The artist borrowed his title from Reggae George's 1981 track

Denzil Forrester is working on a new commission for Art On The Underground. Called Brixton Blue, it’s a large-scale interpretation of Three Wicked Men (1982), which borrowed its title from the 1981 Reggae George track, and will go on display from 19 September 2019–April 2020 at South London’s Brixton Underground station.

Forrester is using 1980s Brixton murals as his inspiration. This seminal work, now in the collection of London Tate, was originally painted while Forrester was studying at London Royal College of Art. Taking its title from the Reggae George track, it portrays “three wicked men” – a policeman, a politician and a businessman – along with Winston Rose, a friend of Forrester’s who died while under police restraint in 1981.

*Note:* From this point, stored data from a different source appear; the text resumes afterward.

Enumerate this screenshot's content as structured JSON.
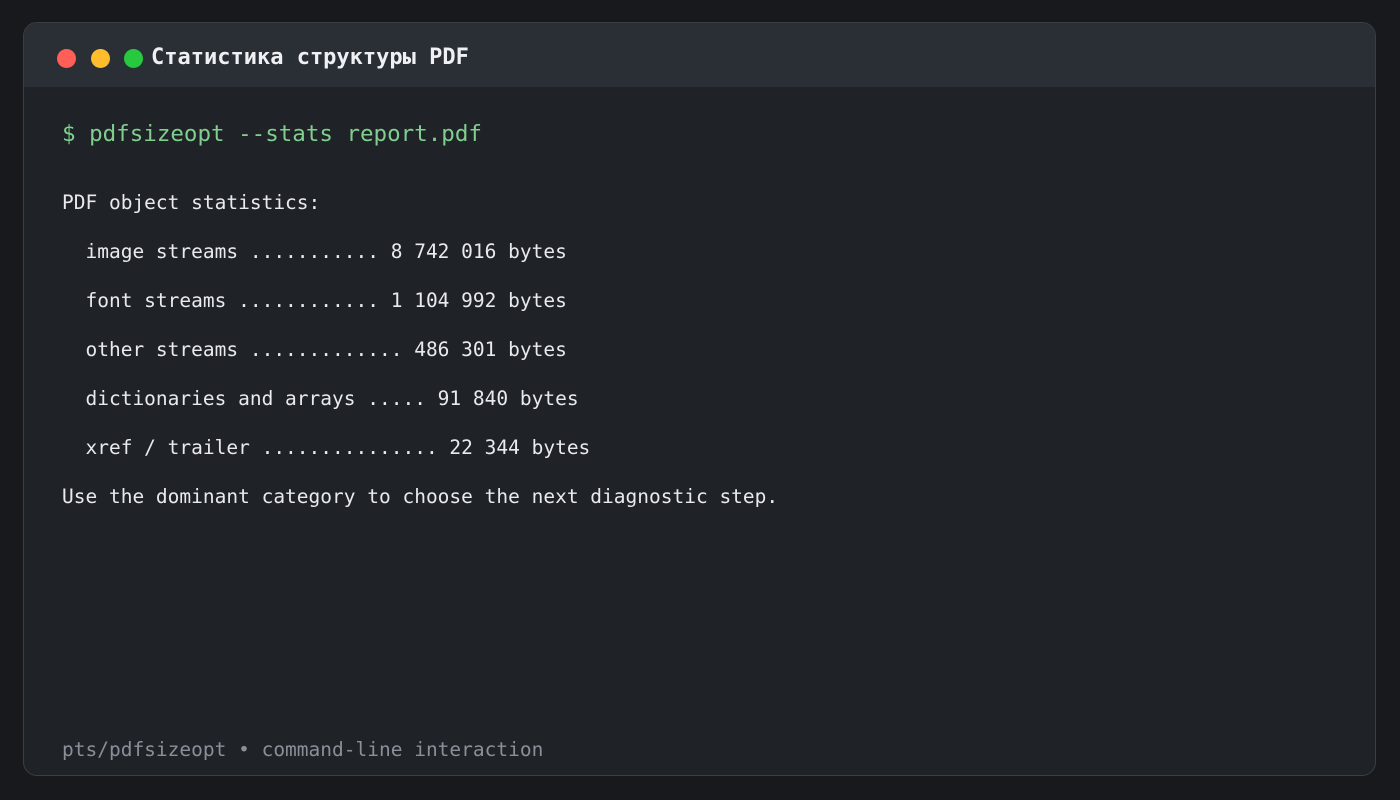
{
  "window": {
    "title": "Статистика структуры PDF",
    "controls": {
      "close_color": "#ff5f56",
      "minimize_color": "#ffbd2e",
      "maximize_color": "#27c93f"
    }
  },
  "terminal": {
    "prompt": "$ pdfsizeopt --stats report.pdf",
    "header": "PDF object statistics:",
    "stats": [
      {
        "text": "  image streams ........... 8 742 016 bytes"
      },
      {
        "text": "  font streams ............ 1 104 992 bytes"
      },
      {
        "text": "  other streams ............. 486 301 bytes"
      },
      {
        "text": "  dictionaries and arrays ..... 91 840 bytes"
      },
      {
        "text": "  xref / trailer ............... 22 344 bytes"
      }
    ],
    "advice": "Use the dominant category to choose the next diagnostic step."
  },
  "footer": {
    "text": "pts/pdfsizeopt • command-line interaction"
  },
  "colors": {
    "background": "#17191d",
    "window": "#1f2227",
    "titlebar": "#2a2e35",
    "prompt": "#7fcf8e",
    "text": "#e8eaed",
    "muted": "#8a8f98"
  }
}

Denzil Forrester, Domino Hunters, 1985

Much of Forrester's early works documented rising tensions between police and the Afro-Caribbean community while focusing on the UK’s underground reggae and dub scenes. “Music and dance were, and still are, my main sources of inspiration,” he notes. “I was lucky to be in Hackney at the right time – the 80s. I had access to all the major ‘dub’ blues nightclubs: Phebes, All Nations and Four Aces. For the very first time I was in a big space with dub reggae playing at maximum volume, it was a piece of heaven on Earth.

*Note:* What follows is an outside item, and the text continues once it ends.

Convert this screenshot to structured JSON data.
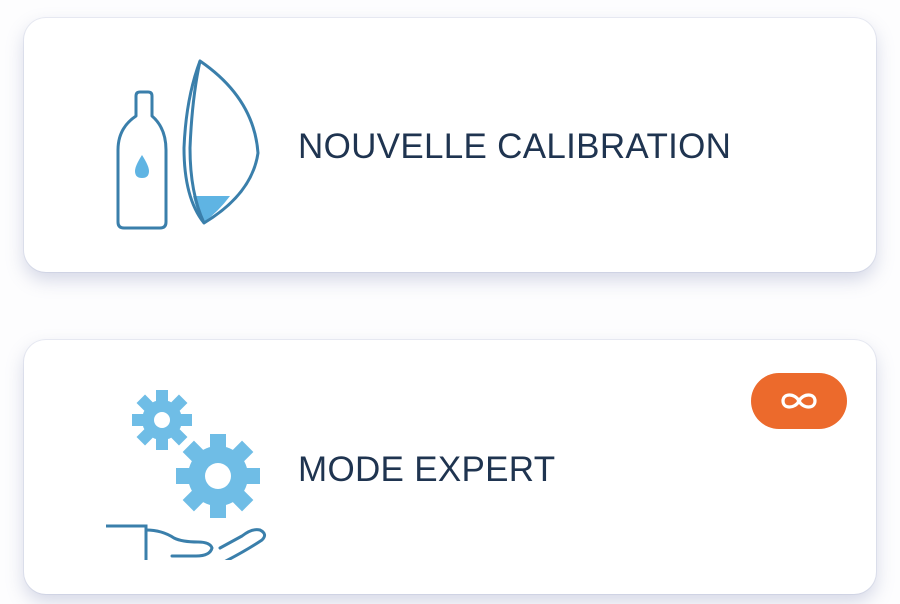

“I began to take my sketchbook, A1 paper and drawing equipment and draw. It was dark and smoky. I didn't care what the people looked like – I just wanted to draw movement, action and expression. I was interested in the feeling and energy of the crowd. Particular dance movements and clothing play an important part in my gesture drawings. In these clubs, city life is recreated in essence – sounds, lights, police sirens, bodies pushing and swaying back and forth and all in a smoke-filled room. Sometimes the atmosphere was momentarily broken by another group of people, dressed only in blue.”